Harrachov (SID) - Skispringer Martin Schmitt hat nach seinem passablen Saisonstart einen schweren Rückschlag hinnehmen müssen. Der 33 Jahre alte Schwarzwälder verpasste im tschechischen Harrachov als 41. knapp die Qualifikation für das vierte Einzelspringen in diesem Weltcup-Winter. Sein Sprung auf 112,5 Meter brachte nur 93,5 Punkte - 0,8 Zähler oder einen halben Meter zu wenig. Neben Schmitt schieden Felix Schoft (Partenkirchen/111m/86,3 Punkte) und Maximilian Mechler (Isny/101/73,7) aus.

Der Berchtesgadener Michael Neumayer (122,5 m/109,8 Punkte) und Andreas Wank aus Oberhof (119/103,8) erreichten das Springen am Freitag (17.00 Uhr) souverän. Die aktuellen Vorspringer der DSV-Mannschaft, Richard Freitag (Aue) und Severin Freund (Rastbüchl), waren als Dritter und Vierter des Weltcups vorqualifiziert.
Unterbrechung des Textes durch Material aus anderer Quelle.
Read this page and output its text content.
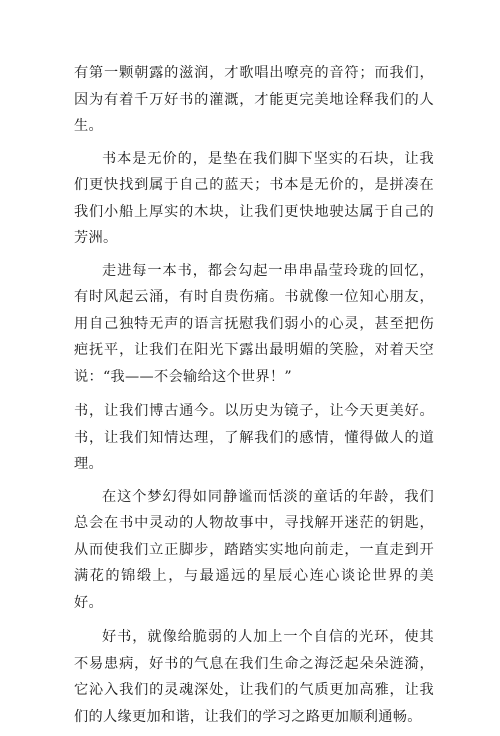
有第一颗朝露的滋润，才歌唱出嘹亮的音符；而我们，因为有着千万好书的灌溉，才能更完美地诠释我们的人生。

书本是无价的，是垫在我们脚下坚实的石块，让我们更快找到属于自己的蓝天；书本是无价的，是拼凑在我们小船上厚实的木块，让我们更快地驶达属于自己的芳洲。

走进每一本书，都会勾起一串串晶莹玲珑的回忆，有时风起云涌，有时自贵伤痛。书就像一位知心朋友，用自己独特无声的语言抚慰我们弱小的心灵，甚至把伤疤抚平，让我们在阳光下露出最明媚的笑脸，对着天空说：“我——不会输给这个世界！”

书，让我们博古通今。以历史为镜子，让今天更美好。书，让我们知情达理，了解我们的感情，懂得做人的道理。

在这个梦幻得如同静谧而恬淡的童话的年龄，我们总会在书中灵动的人物故事中，寻找解开迷茫的钥匙，从而使我们立正脚步，踏踏实实地向前走，一直走到开满花的锦缎上，与最遥远的星辰心连心谈论世界的美好。

好书，就像给脆弱的人加上一个自信的光环，使其不易患病，好书的气息在我们生命之海泛起朵朵涟漪，它沁入我们的灵魂深处，让我们的气质更加高雅，让我们的人缘更加和谐，让我们的学习之路更加顺利通畅。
Freitag zeigte bei seiner Premiere auf der Großschanze in Harrachov mit 133,5m den zweitweitesten Sprung der Favoritengruppe hinter dem Österreicher Gregor Schlierenzauer (137). Freund kam auf 126,5m. Bester der Qualifikanten war der Norweger Vegard Haukø Sklett mit 128,5m (126,6 Punkte).

Das Training für die Quali wurde überschattet von einem Sturz von Roman Koudelka. Als der Tscheche noch in der Luft war, löste sich bei ihm die Bindung des rechten Skis. Koudelka kam zu Fall und wurde mit einer schweren Gehirnerschütterung ins Krankenhaus gebracht. Zuvor war bereits der Slowene Dejan Judez gestürzt. Er zog sich eine Prellung am Oberschenkel zu, nahm aber an der Quali teil und erreichte den Wettkampf.